Tuition and fees: Our tuition is the third lowest in Ohio and among the lowest in the nation. Fees for 2001-02 (Columbus campus): Ohio residents, $4,788; nonresidents of Ohio, $13,554; more than half of our students receive scholarships or financial aid.
Size of Columbus campus: 1,705 acres
History
Founded in 1870, The Ohio State University is widely recognized as one of America's distinguished major universities. Since enrolling its first students in 1873, it has awarded more than 413,000 degrees. With a regular faculty of over 3,300, the nation's largest single-campus enrollment of some 54,000 students (60,000 on all campuses), and a comprehensive curriculum of more than 11,000 courses, Ohio State offers a learning environment few universities can match.
Ohio State's roots go back to 1870, when the Ohio General Assembly established the Ohio Agricultural and Mechanical College. The new college was made possible through the provisions of the Morrill Act, commonly known as the Land Grant Act, which was signed into law by President Abraham Lincoln on July 2, 1862. It sought to make higher education available to all young people who had the desire and ability to profit from a college education. The legislation provided for the proceeds from the sale of public lands to be used by the states to finance colleges whose "leading object" was to "promote the liberal and practical education of the industrial classes," primarily in the areas of agriculture and mechanics. The act revolutionized the nation's approach to higher education, bringing a college degree within reach of all high school graduates.

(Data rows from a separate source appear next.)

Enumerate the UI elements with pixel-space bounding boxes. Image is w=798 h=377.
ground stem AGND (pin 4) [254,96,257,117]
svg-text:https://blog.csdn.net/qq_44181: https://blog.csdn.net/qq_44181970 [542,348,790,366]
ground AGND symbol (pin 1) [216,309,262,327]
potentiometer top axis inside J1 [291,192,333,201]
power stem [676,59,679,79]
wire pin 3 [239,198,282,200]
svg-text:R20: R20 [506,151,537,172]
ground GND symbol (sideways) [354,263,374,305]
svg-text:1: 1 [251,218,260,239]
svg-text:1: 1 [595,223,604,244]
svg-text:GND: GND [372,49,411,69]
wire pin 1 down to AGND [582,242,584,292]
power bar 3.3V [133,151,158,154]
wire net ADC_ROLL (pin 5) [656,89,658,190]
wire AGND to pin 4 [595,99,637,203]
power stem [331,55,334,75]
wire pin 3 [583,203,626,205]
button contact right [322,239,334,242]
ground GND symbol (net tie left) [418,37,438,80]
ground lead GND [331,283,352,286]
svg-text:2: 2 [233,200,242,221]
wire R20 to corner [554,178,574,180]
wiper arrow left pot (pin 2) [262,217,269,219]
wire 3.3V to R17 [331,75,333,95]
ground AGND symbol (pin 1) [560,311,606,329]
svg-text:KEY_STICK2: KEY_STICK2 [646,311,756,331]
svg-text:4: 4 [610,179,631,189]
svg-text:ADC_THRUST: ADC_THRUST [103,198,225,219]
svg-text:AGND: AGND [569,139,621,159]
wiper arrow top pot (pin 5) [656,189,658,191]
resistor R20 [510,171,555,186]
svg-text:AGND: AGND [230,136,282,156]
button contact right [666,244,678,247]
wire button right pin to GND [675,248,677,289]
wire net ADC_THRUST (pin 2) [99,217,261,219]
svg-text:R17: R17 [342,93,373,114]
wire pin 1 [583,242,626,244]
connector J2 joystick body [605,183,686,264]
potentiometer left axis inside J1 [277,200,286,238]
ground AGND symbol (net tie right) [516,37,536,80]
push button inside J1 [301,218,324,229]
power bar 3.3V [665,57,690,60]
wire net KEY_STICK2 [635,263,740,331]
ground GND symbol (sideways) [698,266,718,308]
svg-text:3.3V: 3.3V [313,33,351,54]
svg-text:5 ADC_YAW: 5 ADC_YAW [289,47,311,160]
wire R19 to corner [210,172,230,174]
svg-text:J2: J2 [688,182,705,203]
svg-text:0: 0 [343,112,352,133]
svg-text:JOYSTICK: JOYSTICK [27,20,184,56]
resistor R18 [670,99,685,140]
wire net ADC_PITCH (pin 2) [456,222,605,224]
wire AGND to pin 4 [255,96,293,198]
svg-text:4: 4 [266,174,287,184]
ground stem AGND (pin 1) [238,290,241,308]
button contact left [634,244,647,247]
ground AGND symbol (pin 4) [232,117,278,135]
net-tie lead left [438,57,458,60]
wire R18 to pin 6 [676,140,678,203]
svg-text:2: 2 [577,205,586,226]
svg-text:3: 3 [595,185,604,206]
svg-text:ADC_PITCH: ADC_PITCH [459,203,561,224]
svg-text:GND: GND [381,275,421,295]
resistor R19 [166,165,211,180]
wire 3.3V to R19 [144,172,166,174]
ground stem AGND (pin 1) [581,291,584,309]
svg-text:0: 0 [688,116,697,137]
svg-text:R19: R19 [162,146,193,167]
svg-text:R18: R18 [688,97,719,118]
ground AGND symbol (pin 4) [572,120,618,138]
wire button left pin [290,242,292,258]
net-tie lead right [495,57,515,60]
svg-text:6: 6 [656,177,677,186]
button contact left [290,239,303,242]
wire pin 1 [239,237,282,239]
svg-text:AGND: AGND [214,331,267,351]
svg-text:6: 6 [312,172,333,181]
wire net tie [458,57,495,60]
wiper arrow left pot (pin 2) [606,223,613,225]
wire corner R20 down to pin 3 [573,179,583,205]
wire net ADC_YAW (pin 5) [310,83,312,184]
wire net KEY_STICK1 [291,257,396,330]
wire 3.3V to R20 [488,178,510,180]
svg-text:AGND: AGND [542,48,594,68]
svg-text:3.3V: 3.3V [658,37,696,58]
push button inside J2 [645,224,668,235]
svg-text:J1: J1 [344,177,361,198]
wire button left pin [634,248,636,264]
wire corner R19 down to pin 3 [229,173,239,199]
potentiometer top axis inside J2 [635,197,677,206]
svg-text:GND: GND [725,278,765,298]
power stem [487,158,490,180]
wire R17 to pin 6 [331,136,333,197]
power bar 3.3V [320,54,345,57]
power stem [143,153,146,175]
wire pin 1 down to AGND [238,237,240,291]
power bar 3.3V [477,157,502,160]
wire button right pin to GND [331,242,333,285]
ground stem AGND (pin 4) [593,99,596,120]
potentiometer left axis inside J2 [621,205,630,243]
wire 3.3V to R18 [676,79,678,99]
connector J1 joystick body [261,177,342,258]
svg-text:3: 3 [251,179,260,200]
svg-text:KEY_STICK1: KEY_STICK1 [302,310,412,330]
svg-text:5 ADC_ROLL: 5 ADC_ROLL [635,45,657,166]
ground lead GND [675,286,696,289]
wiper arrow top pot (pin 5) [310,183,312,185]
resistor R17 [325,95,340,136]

Under the terms of the act, Congress granted the state of Ohio 630,000 acres of land that later sold on average for 54 cents an acre. On March 22, 1870, the General Assembly chartered the University with "An Act to Establish and Maintain an Agricultural and Mechanical College in Ohio." The land-grant sales financed the beginning of the University, and income from the resulting fund supported the institution without regular public appropriations for its first 20 years.